Whether they are building agents or folding proteins, LLMs need a friend (www.theregister.com)

🤖 AI Summary
In a recent interview, AI researcher Vishal Sikka emphasized the need for companion bots to support large language models (LLMs) during computational tasks. Sikka, who has a deep background in AI and co-authored a study titled “Hallucination Stations,” argues that LLMs, when left to operate independently, are prone to hallucinations and inaccuracies beyond their computational limits. His research indicates that regardless of the prompt given, LLMs perform the same number of calculations, highlighting the risks involved in relying solely on these models for complex tasks. Sikka advocates for systems like Vianai’s Hila, which combine LLMs with verification mechanisms to enhance reliability and accuracy.
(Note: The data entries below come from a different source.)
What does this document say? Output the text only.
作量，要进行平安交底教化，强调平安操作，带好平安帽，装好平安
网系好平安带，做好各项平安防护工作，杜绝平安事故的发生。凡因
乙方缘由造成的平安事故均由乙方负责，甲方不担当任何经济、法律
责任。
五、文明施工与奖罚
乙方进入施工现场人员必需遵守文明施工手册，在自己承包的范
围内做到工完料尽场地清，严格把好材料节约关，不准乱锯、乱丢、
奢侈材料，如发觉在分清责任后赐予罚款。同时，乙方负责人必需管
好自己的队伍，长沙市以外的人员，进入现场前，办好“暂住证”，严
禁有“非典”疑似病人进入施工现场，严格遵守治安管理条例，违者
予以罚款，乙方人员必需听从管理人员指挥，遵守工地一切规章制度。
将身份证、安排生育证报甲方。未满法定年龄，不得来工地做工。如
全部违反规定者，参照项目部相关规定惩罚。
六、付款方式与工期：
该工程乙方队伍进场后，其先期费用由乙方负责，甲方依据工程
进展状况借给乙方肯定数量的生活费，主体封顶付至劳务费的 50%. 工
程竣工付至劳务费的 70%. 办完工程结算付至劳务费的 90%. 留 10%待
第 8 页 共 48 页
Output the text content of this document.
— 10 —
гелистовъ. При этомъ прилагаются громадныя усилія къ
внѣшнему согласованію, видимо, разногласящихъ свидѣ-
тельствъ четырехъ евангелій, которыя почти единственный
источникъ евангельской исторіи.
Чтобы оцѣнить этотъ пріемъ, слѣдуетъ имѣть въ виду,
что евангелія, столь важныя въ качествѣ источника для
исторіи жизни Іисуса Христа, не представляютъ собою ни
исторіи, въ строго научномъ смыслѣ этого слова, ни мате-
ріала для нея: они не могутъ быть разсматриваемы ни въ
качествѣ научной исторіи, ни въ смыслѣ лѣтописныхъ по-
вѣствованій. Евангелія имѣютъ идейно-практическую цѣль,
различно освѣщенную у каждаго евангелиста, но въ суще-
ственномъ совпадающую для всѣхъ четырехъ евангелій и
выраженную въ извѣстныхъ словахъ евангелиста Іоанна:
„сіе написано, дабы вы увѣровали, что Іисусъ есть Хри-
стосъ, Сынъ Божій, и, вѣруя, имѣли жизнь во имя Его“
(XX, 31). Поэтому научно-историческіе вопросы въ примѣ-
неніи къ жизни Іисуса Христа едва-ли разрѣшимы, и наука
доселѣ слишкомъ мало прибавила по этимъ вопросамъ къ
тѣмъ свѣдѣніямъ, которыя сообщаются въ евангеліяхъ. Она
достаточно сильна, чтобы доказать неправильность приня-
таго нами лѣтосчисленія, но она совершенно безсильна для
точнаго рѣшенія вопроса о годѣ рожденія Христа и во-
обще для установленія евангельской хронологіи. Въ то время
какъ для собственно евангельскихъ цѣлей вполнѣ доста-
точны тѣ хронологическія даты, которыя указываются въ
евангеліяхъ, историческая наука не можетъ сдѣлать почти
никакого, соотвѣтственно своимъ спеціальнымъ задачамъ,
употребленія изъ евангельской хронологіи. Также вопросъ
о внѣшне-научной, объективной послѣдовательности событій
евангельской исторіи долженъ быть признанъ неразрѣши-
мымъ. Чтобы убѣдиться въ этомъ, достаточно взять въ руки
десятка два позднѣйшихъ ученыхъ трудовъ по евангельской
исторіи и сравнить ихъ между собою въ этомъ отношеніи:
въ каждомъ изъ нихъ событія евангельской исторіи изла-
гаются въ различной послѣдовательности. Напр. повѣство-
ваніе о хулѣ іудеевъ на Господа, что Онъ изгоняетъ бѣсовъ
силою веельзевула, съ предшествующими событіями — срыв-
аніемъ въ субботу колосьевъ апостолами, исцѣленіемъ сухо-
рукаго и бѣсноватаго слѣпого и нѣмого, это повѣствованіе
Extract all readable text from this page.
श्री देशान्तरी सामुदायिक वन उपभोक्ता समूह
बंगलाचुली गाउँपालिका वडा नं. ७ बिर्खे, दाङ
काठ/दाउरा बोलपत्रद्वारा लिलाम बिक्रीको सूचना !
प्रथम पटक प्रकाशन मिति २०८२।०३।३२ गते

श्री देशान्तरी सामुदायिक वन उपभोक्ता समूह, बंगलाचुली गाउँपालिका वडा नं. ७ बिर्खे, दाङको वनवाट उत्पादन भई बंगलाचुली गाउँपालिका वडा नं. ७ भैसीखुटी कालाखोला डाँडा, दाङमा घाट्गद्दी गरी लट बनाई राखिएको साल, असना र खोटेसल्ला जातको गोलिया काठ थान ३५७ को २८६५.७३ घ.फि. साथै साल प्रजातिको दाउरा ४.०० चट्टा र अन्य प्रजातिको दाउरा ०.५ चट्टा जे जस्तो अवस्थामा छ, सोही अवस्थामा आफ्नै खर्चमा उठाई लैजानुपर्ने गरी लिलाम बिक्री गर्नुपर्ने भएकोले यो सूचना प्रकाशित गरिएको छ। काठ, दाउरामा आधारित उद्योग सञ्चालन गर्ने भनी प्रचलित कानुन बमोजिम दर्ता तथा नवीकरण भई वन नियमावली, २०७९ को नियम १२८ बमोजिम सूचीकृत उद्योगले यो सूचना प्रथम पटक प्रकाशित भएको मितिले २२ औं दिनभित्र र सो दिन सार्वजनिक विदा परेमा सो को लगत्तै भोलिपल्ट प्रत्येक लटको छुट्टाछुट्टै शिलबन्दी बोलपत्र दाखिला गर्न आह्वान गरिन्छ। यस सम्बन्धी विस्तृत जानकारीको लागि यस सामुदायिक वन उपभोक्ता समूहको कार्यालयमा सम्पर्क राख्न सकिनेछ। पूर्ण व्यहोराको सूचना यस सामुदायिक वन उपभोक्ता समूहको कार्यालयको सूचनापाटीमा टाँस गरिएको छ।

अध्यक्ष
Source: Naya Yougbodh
By integrating these guards, LLMs can execute critical tasks more effectively—such as reducing financial reporting time from 20 days to just five minutes. Drawing a parallel with Google's AlphaFold, he notes that combining LLMs with reliable systems results in a higher likelihood of achieving correct outcomes, as exemplified by AlphaFold’s success in protein folding. Sikka warns, however, that while the potential for AI is immense, caution is essential to avoid the pitfalls of over-hyping capabilities that still have significant boundaries.